Сол помотал головой:
– Произносить кадиш можно только в том случае, если у вас есть миньон, десять человек.
Так что здесь, где нас насчитывалось только трое, ему и его отцу было отказано в этом траурном ритуале. Сол положил руку на плечо отца:
– Когда-нибудь мы будем стоять в синагоге и читать кадиш для Баббе. – Его голос звучал уверенно, но я сомневалась, верил ли он в это сам. Синагога в их деревне была сожжена дотла. Синагоги в Кракове тоже разрушены, подумала я, вспомнив опустошенные, безмолвные руины, виденные мной во время нашей с Эллой прогулки по Казимежу. Те немногие уцелевшие здания немцы превратили в конюшни и склады. Трудно было представить себе мир, где до сих пор существовали молитва и дом, где можно ее произнести.
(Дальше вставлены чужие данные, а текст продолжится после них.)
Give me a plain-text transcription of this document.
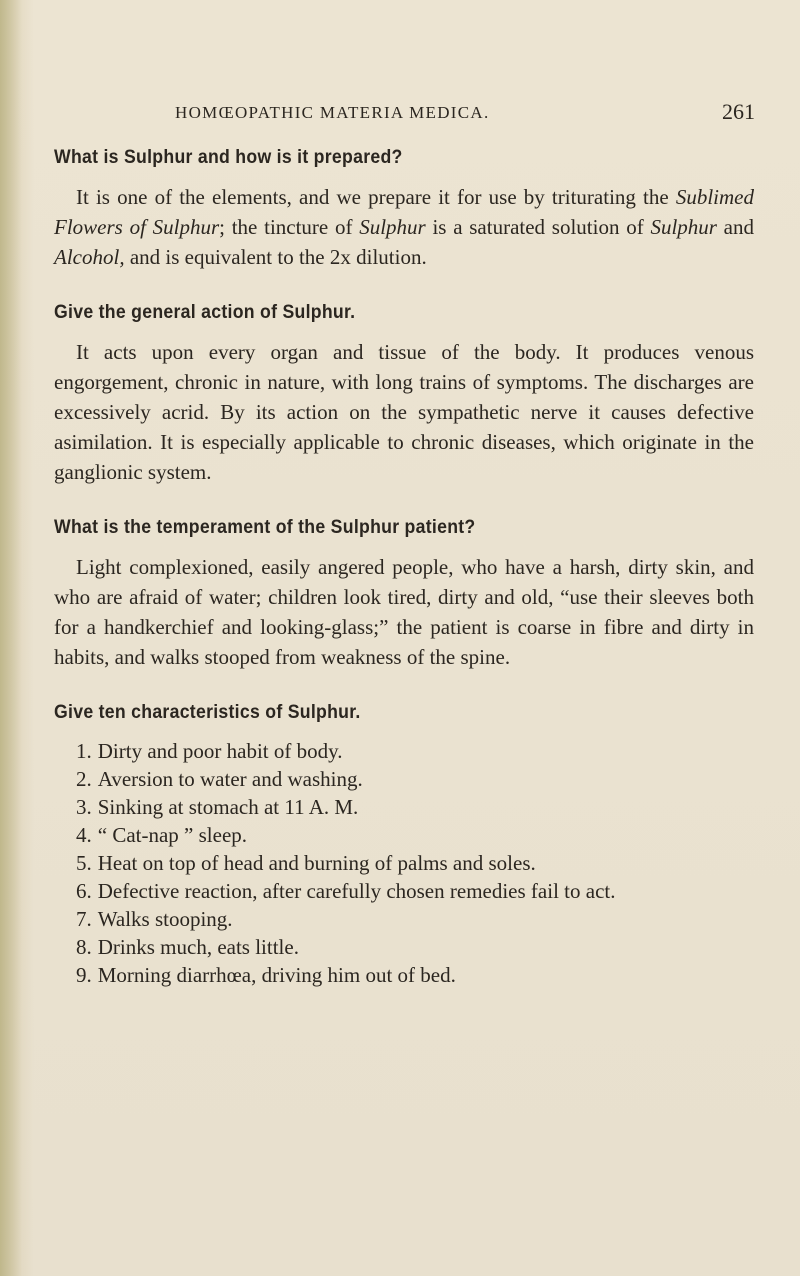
HOMŒOPATHIC MATERIA MEDICA.	261

What is Sulphur and how is it prepared?

It is one of the elements, and we prepare it for use by triturating the Sublimed Flowers of Sulphur; the tincture of Sulphur is a saturated solution of Sulphur and Alcohol, and is equivalent to the 2x dilution.

Give the general action of Sulphur.

It acts upon every organ and tissue of the body. It produces venous engorgement, chronic in nature, with long trains of symptoms. The discharges are excessively acrid. By its action on the sympathetic nerve it causes defective asimilation. It is especially applicable to chronic diseases, which originate in the ganglionic system.

What is the temperament of the Sulphur patient?

Light complexioned, easily angered people, who have a harsh, dirty skin, and who are afraid of water; children look tired, dirty and old, “use their sleeves both for a handkerchief and looking-glass;” the patient is coarse in fibre and dirty in habits, and walks stooped from weakness of the spine.

Give ten characteristics of Sulphur.

1. Dirty and poor habit of body.
2. Aversion to water and washing.
3. Sinking at stomach at 11 A. M.
4. “ Cat-nap ” sleep.
5. Heat on top of head and burning of palms and soles.
6. Defective reaction, after carefully chosen remedies fail to act.
7. Walks stooping.
8. Drinks much, eats little.
9. Morning diarrhœa, driving him out of bed.
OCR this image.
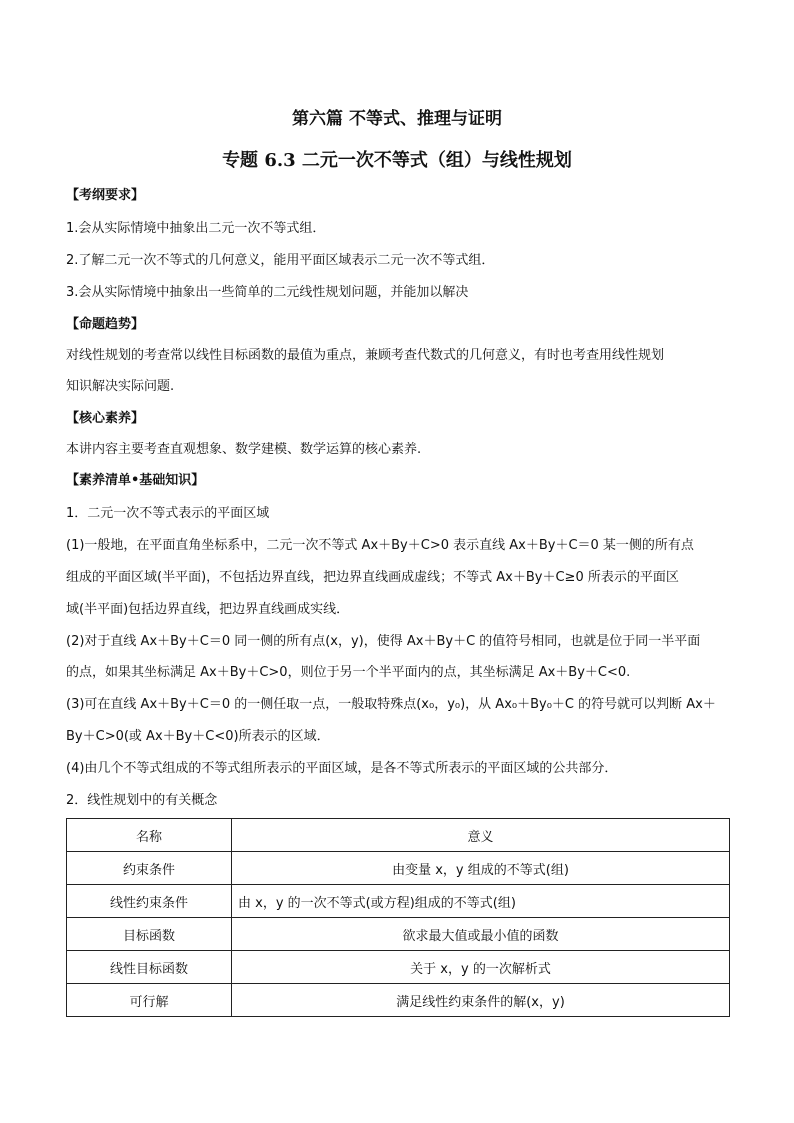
第六篇 不等式、推理与证明
专题 6.3 二元一次不等式（组）与线性规划
【考纲要求】
1.会从实际情境中抽象出二元一次不等式组．
2.了解二元一次不等式的几何意义，能用平面区域表示二元一次不等式组．
3.会从实际情境中抽象出一些简单的二元线性规划问题，并能加以解决
【命题趋势】
对线性规划的考查常以线性目标函数的最值为重点，兼顾考查代数式的几何意义，有时也考查用线性规划
知识解决实际问题.
【核心素养】
本讲内容主要考查直观想象、数学建模、数学运算的核心素养.
【素养清单•基础知识】
1．二元一次不等式表示的平面区域
(1)一般地，在平面直角坐标系中，二元一次不等式 Ax＋By＋C>0 表示直线 Ax＋By＋C＝0 某一侧的所有点
组成的平面区域(半平面)，不包括边界直线，把边界直线画成虚线；不等式 Ax＋By＋C≥0 所表示的平面区
域(半平面)包括边界直线，把边界直线画成实线．
(2)对于直线 Ax＋By＋C＝0 同一侧的所有点(x，y)，使得 Ax＋By＋C 的值符号相同，也就是位于同一半平面
的点，如果其坐标满足 Ax＋By＋C>0，则位于另一个半平面内的点，其坐标满足 Ax＋By＋C<0.
(3)可在直线 Ax＋By＋C＝0 的一侧任取一点，一般取特殊点(x₀，y₀)，从 Ax₀＋By₀＋C 的符号就可以判断 Ax＋
By＋C>0(或 Ax＋By＋C<0)所表示的区域．
(4)由几个不等式组成的不等式组所表示的平面区域，是各不等式所表示的平面区域的公共部分．
2．线性规划中的有关概念
名称	意义
约束条件	由变量 x，y 组成的不等式(组)
线性约束条件	由 x，y 的一次不等式(或方程)组成的不等式(组)
目标函数	欲求最大值或最小值的函数
线性目标函数	关于 x，y 的一次解析式
可行解	满足线性约束条件的解(x，y)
Следующие несколько дней прошли в нашей общей печали. Утрата Баббе ощущалась тяжелее, чем я думала. Без нее комната казалась пустой и холодной. Она была сварливой, как могут быть только старики, а иногда и резкой, но все же она приняла роды у моей матери и поддерживала меня после ее ухода. Ее смерть образовала пустоту, огромную, неожиданную. Теперь остались только Сол, его отец и я. Мы теряли друг друга день за днем, и я не могла не задаться вопросом, кто будет следующий – или сколько еще ждать, пока мы все не уйдем.
21
Однажды вечером в начале августа я сидела в одиночестве на чердаке, слишком уставшая, чтобы читать или рисовать. Внизу было тихо. Уже больше месяца Анна-Люсия не устраивала ни одного званого обеда. Настрой немцев на улицах заметно изменился, поскольку сообщения о сражениях с Советской Армией на востоке, а также о продвижении союзников в Италии поступали все чаще, вызывая сомнения относительно победы. Полагаю, гости, которые любили проводить вечера у моей мачехи, не имели поводов для веселья. И это было замечательно. Из-за нехватки запасов продовольствия она не смогла бы развлекаться в своей привычной манере.
Я перевела взгляд на фотографию Крыса на моем столе. Прошло больше трех недель с тех пор, как я побывала в кафе, собираясь попросить его помочь найти мать Сэди, и обнаружила, что он пропал. С тех пор я ничего о нем не слышала. Что не удивительно, сказала я себе. В последнюю нашу встречу мы поссорились и расстались нехорошо. Однако, я надеялась, что оставленная Каре записка все это исправит. Но я даже не знала, видела ли она его с тех пор, передала ли ее. Не раз навещая Сэди, я подумывала о том, чтобы немного пройтись от решетки до кафе в Дебниках и узнать, вернулся ли Крыс. Но меня всегда останавливала моя гордость. Однажды я уже тосковала по Крысу, ждала его, и это привело к ужасным последствиям. Я не хотела снова повторять ту же ошибку.